The Bell of Ashes
Overview
Some say it is a fable, meant to reinforce the Cainite mythology: "drink only blood and eat only ashes." Others believe that it is a miraculous Work of divine or infernal artifice. The most common rumors attribute its creation to the hands of either Saulot, or the first and most powerful among the Baali (or perhaps, as some daring souls insinuate, of both of these Cainites together). What is generally agreed upon is that the Well is nothing of the sort, being instead something more like a very deep cauldron, sculpted out of a single slab of roughhewn basalt, capable of restoring a Cainite to full mortality, perhaps even permanently.

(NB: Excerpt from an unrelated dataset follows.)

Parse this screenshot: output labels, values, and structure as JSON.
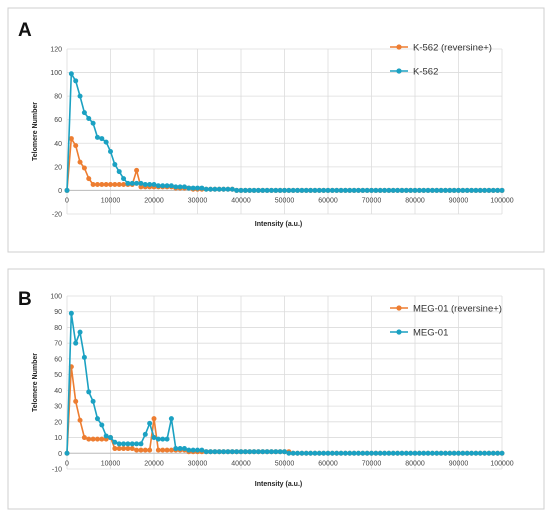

Many tales circulate as to how, exactly, the Well works (should it even exist), though most of these stories seem fanciful and too good to be true. A number of Cainite scholars who have researched the lore of the Well exhaustively seem to believe in one particularly grim interpretation, involving the utter incineration of no fewer than one hundred children of Seth (over the course of weeks) within the Well, until it contains a large amount human ash. Some say that the ash must be rubbed into the skin, others believe that it must be mixed with blood to the consistency of stiff mud and set into a cocoon around the Cainite for a day and a night, and still others claim that a portion of it (though the size of the portion is debated) must be eaten. Whether those kine who are placed into the Well must be alive when they begin to burn, however, is a matter none can speak on with certainty.